As a military spouse, a Canadian who loves hockey (naturally), and GS lover, this video sure struck a nerve! 

https://www.nhl.com/news/bomb-sniffing-dog-drops-puck-at-ducks-game/c-283493560


----------



## Stevenzachsmom (Mar 3, 2008)

AW! That's awesome. Good job, Nero!


----------



## islanddog (Jun 27, 2016)

He's gorgeous. I can't get the video to play, will try again later, because this is so cool!


----------



## dogmama57 (Nov 1, 2016)

that's beautiful. Gave me goose bumps. GOD bless all service people and dogs. halleluja NERO.


----------



## Cheerful1 (Sep 27, 2011)

That was great!


----------



## carmspack (Feb 2, 2011)

now that is a beautifully constructed SOLID dog !

if only this was the norm.


----------



## Deb (Nov 20, 2010)

That was awesome! Thanks for posting it!


----------



## Daisy&Lucky's Mom (Apr 24, 2011)

Great Job Nero! Thank you for your service.


----------



## cdwoodcox (Jul 4, 2015)

I am not a hockey fan but very cool.


----------



## islanddog (Jun 27, 2016)

Watched it. Yay.
Loved the little "can I have it back?" jump at the end. I needed a bit of cute.


----------



## Stevenzachsmom (Mar 3, 2008)

Nero really seemed to enjoy that job.


----------



## Ldes77 (Aug 24, 2016)

islanddog said:


> Watched it. Yay.
> Loved the little "can I have it back?" jump at the end. I needed a bit of cute.

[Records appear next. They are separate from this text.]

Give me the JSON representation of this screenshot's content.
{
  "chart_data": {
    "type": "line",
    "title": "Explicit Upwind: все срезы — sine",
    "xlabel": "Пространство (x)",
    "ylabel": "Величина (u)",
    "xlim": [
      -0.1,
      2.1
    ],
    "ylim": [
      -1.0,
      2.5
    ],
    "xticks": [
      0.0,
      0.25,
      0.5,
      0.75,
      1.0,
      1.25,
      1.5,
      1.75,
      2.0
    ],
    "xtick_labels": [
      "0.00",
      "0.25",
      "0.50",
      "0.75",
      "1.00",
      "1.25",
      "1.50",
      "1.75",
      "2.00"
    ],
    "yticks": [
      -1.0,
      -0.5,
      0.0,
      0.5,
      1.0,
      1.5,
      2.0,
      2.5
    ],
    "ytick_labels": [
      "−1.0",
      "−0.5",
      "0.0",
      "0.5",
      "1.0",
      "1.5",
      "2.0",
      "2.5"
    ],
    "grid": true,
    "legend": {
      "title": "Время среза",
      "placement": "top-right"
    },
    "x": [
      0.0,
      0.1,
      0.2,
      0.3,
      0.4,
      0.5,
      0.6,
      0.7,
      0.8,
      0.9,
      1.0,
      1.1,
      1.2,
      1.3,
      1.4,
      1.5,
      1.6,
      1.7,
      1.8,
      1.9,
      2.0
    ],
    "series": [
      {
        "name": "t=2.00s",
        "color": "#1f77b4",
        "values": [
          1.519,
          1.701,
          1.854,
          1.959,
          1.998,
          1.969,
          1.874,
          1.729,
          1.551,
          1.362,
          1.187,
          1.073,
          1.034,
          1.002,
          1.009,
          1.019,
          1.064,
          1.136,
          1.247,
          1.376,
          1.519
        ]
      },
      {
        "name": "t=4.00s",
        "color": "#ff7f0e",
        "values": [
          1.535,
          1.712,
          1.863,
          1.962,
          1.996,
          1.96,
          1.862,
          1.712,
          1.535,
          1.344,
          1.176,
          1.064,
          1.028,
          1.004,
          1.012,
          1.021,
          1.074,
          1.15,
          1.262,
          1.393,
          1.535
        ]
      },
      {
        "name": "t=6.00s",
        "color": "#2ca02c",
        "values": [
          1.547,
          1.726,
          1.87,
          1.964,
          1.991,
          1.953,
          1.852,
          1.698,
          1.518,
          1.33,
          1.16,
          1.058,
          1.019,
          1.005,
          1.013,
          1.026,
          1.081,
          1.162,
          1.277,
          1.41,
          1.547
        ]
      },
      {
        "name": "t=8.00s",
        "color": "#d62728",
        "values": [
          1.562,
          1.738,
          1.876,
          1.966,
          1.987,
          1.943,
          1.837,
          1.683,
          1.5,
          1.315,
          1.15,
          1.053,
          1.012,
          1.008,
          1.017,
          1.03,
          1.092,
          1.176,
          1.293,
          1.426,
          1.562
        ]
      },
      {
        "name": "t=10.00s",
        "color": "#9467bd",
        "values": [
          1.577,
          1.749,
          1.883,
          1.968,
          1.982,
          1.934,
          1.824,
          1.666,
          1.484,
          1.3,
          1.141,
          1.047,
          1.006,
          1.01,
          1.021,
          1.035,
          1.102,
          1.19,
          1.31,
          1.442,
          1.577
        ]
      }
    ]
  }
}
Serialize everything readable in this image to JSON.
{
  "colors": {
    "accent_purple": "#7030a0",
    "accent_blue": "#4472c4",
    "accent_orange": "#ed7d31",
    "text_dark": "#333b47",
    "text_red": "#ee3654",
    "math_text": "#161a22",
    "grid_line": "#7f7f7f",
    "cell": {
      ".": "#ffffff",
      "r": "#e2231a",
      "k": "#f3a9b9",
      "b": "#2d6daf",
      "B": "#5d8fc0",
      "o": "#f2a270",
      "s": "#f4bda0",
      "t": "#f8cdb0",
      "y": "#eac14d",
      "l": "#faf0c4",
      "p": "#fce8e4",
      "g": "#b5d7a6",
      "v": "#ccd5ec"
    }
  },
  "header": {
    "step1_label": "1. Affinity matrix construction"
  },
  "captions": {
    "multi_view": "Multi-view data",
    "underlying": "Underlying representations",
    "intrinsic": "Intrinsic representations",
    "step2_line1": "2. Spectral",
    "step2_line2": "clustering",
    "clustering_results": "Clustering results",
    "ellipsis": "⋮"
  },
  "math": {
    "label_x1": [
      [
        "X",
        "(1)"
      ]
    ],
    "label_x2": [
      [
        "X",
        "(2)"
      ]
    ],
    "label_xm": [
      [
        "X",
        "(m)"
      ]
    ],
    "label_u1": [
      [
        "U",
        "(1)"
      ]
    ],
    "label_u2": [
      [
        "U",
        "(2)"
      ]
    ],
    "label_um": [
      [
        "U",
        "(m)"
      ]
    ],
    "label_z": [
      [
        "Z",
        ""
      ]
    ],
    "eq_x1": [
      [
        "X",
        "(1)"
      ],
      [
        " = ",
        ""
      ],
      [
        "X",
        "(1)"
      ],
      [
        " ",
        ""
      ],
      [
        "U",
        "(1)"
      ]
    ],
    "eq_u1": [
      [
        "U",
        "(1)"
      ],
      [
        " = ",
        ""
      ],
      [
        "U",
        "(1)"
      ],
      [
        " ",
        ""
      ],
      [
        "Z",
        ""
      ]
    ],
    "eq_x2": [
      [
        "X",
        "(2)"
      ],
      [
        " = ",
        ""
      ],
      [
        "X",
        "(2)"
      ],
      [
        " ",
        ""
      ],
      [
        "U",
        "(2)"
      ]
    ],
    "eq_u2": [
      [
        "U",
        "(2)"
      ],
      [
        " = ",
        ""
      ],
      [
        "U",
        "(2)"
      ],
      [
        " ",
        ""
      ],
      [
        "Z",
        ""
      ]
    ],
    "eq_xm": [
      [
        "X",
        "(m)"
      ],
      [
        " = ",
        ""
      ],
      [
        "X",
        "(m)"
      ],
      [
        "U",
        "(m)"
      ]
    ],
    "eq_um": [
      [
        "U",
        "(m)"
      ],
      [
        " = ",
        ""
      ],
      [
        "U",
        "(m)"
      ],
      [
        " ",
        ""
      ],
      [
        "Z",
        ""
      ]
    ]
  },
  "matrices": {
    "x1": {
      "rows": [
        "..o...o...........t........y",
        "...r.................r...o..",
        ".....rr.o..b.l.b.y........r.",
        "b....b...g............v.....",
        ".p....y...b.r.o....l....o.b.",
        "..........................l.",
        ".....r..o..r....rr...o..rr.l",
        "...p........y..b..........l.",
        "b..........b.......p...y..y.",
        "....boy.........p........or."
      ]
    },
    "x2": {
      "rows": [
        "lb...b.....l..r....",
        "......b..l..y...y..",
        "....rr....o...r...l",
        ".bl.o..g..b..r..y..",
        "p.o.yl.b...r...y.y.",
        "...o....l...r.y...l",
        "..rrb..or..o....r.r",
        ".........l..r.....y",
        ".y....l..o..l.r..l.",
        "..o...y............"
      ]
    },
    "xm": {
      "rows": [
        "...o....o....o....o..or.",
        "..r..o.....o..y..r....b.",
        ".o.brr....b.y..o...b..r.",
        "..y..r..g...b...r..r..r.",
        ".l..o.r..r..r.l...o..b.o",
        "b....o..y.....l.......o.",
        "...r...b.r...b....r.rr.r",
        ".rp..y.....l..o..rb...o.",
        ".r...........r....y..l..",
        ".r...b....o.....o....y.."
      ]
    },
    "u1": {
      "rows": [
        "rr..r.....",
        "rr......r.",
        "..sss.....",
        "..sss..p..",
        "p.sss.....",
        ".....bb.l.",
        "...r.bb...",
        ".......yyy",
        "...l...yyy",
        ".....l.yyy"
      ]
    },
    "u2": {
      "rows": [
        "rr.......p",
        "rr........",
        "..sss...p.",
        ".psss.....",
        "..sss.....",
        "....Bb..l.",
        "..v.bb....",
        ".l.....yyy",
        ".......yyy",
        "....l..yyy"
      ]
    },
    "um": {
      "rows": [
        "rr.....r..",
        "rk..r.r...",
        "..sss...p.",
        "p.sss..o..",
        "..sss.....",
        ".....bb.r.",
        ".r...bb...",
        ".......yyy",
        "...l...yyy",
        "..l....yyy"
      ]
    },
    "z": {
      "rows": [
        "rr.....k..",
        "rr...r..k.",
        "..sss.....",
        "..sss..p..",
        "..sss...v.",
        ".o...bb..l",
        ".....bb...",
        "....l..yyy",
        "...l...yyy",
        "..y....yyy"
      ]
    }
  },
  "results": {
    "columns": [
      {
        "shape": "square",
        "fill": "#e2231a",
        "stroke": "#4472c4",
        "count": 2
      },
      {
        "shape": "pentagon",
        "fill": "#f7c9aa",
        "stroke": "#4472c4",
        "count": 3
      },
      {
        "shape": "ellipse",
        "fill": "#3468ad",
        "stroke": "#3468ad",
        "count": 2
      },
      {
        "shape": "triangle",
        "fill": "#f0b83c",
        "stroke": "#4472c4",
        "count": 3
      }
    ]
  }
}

Glad you got to see it! I loved that part, too. My favourite, though was when the announcer said "Cpl Nero loves finding bombs, having his ears scratched and playing fetch". Too cute!


----------



## Thecowboysgirl (Nov 30, 2006)

Yeah I thought the dog seemed maybe a little disappointed that a game of fetch with the puck did not occur right then


----------



## Freyja (May 24, 2016)

Very cute! Couldn't help but smile when he started wagging his tail, like "LOOK AT ALL THE PEOPLE THIS IS GONNA BE GREAT GAME OF FETCH!" :grin2:


----------